ここで大きな疑問があります。教科書のどこにも天皇陛下の最も大切なお仕事である「国の平和と国民の安寧を願って祈られる」ことが明記されていないのです。

陛下がおっしゃる「国民と共に」、また皇后様がおっしゃる「心を寄せ続ける」という言葉

天皇皇后陛下は、皇太子同妃両殿下の時代から、宮中三殿(賢所、皇霊殿、神殿)における祭祀を大切にしてこられました。古くから伝わる祭儀を忠実に受け継がれ、常に国民の幸せと繁栄を祈っておられます。

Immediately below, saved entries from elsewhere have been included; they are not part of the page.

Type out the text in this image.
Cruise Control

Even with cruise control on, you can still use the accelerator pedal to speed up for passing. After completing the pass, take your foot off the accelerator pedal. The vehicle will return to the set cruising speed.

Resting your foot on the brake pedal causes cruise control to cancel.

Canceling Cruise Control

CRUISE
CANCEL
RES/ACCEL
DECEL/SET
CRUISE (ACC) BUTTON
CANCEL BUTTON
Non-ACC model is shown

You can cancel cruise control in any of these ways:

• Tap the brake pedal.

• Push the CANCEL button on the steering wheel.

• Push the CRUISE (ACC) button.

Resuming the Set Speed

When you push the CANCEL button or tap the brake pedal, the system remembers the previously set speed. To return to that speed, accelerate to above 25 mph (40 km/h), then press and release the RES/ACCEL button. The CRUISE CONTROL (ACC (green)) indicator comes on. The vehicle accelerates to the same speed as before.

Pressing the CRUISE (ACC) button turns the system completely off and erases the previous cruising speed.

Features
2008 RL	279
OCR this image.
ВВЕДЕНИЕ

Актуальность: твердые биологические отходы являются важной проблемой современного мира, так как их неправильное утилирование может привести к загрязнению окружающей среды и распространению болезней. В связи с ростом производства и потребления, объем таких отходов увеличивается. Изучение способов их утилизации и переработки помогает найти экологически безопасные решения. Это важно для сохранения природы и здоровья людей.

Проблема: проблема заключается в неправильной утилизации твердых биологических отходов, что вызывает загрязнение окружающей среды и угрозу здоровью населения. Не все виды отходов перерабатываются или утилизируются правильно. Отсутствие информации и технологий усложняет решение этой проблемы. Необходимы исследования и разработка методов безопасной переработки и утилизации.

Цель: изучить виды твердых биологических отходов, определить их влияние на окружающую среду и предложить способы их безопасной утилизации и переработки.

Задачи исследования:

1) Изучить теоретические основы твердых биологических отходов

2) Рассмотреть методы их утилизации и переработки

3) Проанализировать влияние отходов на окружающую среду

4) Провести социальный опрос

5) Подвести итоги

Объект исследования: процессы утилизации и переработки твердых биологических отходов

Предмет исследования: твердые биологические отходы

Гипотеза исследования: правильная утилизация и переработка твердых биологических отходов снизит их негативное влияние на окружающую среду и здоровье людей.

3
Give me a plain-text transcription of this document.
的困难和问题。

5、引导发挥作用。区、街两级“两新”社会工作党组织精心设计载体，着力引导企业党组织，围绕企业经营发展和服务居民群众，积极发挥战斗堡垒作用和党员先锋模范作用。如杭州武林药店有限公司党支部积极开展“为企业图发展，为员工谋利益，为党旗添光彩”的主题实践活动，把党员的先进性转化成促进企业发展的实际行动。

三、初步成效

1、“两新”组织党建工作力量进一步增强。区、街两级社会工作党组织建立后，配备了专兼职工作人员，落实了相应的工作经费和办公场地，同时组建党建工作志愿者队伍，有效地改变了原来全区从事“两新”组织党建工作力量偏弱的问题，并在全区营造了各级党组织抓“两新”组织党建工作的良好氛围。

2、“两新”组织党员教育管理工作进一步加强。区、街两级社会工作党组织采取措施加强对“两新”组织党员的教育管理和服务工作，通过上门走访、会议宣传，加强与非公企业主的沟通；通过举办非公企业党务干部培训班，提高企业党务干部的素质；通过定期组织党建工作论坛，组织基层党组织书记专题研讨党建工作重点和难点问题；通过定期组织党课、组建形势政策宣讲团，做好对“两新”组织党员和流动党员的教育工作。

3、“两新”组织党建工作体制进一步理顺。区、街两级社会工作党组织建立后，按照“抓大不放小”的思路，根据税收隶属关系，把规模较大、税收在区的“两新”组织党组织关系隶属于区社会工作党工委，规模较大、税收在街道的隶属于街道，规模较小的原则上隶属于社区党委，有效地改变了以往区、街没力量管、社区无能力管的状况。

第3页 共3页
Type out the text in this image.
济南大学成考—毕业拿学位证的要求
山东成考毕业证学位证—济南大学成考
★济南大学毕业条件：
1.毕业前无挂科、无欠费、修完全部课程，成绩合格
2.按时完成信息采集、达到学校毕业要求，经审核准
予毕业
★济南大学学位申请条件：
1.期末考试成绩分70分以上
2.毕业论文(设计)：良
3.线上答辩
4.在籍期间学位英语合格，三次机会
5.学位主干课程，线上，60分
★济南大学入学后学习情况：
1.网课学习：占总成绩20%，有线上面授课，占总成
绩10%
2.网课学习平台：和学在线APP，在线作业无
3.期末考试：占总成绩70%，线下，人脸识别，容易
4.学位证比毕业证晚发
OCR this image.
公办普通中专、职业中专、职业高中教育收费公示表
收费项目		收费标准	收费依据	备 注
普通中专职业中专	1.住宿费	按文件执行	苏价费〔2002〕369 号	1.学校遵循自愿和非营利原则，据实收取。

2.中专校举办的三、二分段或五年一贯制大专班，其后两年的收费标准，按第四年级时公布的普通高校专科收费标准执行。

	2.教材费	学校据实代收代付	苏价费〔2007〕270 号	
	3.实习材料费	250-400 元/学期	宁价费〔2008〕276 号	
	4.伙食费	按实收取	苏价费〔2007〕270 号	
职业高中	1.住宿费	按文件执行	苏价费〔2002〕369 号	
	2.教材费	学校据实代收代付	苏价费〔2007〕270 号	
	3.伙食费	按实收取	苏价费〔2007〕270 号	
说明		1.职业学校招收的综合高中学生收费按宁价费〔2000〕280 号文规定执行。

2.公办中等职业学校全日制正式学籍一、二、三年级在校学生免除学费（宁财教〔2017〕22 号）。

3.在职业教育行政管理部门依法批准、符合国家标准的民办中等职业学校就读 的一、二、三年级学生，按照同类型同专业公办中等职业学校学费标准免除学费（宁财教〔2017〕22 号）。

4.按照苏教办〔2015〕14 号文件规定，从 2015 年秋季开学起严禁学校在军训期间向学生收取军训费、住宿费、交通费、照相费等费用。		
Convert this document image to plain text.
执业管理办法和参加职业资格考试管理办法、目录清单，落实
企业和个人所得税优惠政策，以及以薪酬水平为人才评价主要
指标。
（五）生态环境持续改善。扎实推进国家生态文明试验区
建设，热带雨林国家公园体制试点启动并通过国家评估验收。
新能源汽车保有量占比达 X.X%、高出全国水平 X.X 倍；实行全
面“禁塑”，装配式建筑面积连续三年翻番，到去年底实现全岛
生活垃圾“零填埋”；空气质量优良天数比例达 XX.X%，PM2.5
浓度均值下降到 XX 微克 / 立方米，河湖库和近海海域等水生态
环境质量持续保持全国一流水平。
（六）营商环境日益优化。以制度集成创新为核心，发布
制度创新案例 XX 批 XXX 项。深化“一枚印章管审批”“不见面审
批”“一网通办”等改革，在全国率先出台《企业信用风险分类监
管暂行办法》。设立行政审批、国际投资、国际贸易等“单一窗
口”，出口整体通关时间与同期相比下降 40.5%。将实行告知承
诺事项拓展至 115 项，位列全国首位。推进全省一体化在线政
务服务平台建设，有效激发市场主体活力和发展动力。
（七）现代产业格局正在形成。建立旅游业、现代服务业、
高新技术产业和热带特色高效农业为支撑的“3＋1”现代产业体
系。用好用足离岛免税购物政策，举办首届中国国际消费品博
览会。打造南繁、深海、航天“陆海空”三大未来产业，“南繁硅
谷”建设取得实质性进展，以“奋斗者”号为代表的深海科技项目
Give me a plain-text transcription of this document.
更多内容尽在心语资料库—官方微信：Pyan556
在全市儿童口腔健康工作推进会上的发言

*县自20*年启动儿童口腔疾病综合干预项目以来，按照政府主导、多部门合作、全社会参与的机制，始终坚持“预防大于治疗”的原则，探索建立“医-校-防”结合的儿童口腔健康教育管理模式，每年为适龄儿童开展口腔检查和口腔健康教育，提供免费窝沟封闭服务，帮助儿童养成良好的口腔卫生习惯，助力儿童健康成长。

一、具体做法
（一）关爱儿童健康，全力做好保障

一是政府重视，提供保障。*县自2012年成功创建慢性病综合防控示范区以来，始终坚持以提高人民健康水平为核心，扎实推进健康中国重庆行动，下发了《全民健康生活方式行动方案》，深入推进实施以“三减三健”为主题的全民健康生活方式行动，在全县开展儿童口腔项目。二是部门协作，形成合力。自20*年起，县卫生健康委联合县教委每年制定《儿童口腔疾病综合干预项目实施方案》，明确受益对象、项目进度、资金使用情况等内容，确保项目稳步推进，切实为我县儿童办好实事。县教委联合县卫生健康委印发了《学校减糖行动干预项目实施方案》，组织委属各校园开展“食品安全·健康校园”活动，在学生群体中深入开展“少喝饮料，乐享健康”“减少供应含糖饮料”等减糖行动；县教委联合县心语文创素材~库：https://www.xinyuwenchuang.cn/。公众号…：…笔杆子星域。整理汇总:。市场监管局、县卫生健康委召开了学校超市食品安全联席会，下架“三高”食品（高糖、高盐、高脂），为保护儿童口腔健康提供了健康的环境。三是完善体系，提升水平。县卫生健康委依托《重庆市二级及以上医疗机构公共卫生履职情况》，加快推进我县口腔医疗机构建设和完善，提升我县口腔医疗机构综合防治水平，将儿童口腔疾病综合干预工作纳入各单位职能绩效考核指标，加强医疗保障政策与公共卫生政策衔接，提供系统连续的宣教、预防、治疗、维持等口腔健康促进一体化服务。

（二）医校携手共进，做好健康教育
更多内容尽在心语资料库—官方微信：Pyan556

米国大統領が最高の礼装であるホワイト・タイ(燕尾服に白い蝶ネクタイ)で出迎える相手は、世界で3人。それはローマ法王、英国女王、そして日本の天皇だけ、ということはご存じでしょうか。

ちなみに、皇居の暖房は、20度とずいぶん控えめに設定されているそうです。

国民の代表による政府が機能不全に陥った場合の天皇陛下のご決断力とその影響の強大さ、そして危機に際し自国で対応しきれなかった私たち日本人の危機対応能力の不十分さ、この本で私が述べたかったのはこの二点です。


備忘録

戦前の四大節
四方拝(1月1日)元旦、紀元節(2月11日)神武天皇の即位の日、天長節(4月29日)昭和天皇の誕生日、明治節(11月3日)明治天皇の誕生日。

戊辰詔書(ぼしんしょうしょ)
日露戦争の先勝により列強と肩を並べたと国民は慢心し、私生活では奢侈に傾き、一方、地方では地主と小作の関係の悪化や労働争議により疲弊も目立ち始めた。こうした状態を憂慮された明治天皇は、明治41年、国民への戒めとして、「戊辰詔書」を発布され、国民の勤勉・質素倹約を説かれた。